Just as you would, for a client who expressed such understanding and sympathy to you.
3. Most importantly, an ideal boss believes deeply that communication can make a difference.
Many bosses believe they’ve gotten ahead by keeping their mouth shut and not saying anything stupid. Those are not the kinds of bosses you want to work for. On the other hand …
Working on Sorensen’s draft on the day of the speech to Congress, alone in the Oval Office, hours before the speech, Johnson made edits that show his great instincts as a persuader his conviction about the importance of communication:
His edits were small, but they added drama. The text in front of Lyndon Johnson included the phrase “the dream of education for our youth.” Johnson changed it to “the dream of education for our children.” The text spoke of the dream of “jobs for all who seek them.” “For all who seek them—and need them,” Johnson wrote in. The text urged the passage of Kennedy’s tax bill “for which he fought.” “For which he fought—all this long year,” Johnson added. It urged the passage of Kennedy’s civil rights bill “for which he fought.” “For which he fought so long,” Johnson added.
And the text wasn’t being edited just for drama.
It was being edited—by this man who knew that he had never been able to speak effectively before large audiences—to help him speak effectively this time, the most important time. To try to keep himself from rushing through it, blurring its meaning and its force—as, for thirty years, despite every effort, he had almost invariably done—he had it retyped in one-sentence paragraphs in an attempt to make himself pause between the sentences. Then, because he had used that device before and it hadn’t worked, he reinforced it by writing in, in hand, between many paragraphs as a reminder to himself, “Pause.” And then, as if he was afraid he would nevertheless still speak too fast, he wrote “Pause—Pause.”

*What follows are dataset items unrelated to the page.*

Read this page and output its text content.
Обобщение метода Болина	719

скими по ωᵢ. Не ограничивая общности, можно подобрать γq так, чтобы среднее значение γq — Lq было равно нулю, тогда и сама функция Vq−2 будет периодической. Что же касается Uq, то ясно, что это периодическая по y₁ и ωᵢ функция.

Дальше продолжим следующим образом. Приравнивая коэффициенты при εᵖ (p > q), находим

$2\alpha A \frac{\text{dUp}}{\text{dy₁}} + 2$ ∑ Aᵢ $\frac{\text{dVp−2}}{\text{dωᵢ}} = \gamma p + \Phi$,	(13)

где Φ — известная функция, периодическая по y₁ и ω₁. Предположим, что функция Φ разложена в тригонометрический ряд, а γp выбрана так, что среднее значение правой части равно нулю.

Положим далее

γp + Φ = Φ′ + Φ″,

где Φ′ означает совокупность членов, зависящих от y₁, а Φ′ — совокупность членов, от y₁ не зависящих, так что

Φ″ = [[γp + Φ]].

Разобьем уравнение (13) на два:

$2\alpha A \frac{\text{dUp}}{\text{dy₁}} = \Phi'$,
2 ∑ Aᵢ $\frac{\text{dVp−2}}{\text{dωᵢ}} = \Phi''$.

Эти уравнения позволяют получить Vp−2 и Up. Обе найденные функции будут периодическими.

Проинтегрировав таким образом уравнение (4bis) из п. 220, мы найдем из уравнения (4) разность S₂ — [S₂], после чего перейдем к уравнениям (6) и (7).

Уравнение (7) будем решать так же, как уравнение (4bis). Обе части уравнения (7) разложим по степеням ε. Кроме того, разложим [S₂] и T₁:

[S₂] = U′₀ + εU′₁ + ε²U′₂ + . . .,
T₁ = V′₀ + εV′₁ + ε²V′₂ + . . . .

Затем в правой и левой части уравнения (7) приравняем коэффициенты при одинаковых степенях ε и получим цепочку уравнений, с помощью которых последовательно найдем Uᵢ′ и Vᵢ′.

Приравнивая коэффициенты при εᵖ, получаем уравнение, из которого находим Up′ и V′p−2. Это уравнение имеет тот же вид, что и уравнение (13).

The time spent recruiting Sorensen—and editing the speech Sorensen wrote—paid off.
“All I have I would have gladly given not to be standing here today,” he began.
The sentence was eloquent, sorrowful. A hush fell over the Chamber, the hush of hundreds of men and women so intent on a speaker’s words that they barely moved.
“The greatest leader of our time has been struck down by the foulest deed of our time,” he said. “Today John Fitzgerald Kennedy lives on in the immortal words and works that he left behind. He lives on in the mind and memories of mankind. He lives on in the hearts of his countrymen.”
The next lines on the page in front of Lyndon Johnson were “No words are sad enough to express our sense of loss. No words are strong enough to express our determination to continue the forward thrust of America that he began.” But the words as Johnson spoke them did express that sense and that determination—because of the way he spoke the: so slowly, with a deep, grave dignity behind them, that they seemed to reverberate across the rows of listeners before him and above him. …
He concluded the speech by slowly, steadily speaking the lines, “America, America, God shed his grace on thee. And crown thy good with brotherhood, from sea to shining sea.”
The speech had been interrupted by applause 31 times and the ovation at the end was thunderous—in the hall as it would be in the press the next day.
“Yet it wasn’t the applause that most forcefully struck some of the reporters watching the scene from the Press Gallery, but the tears. “Everywhere you looked,” Hugh Sidey said, “people were crying.”
Communicators who believe in communication and want to put it to work—and that's not all of us, I know—will look for bosses who believe in it, too. And when they find one, they’ll tolerate some ugly means in order to help those bosses achieve truly worthy ends.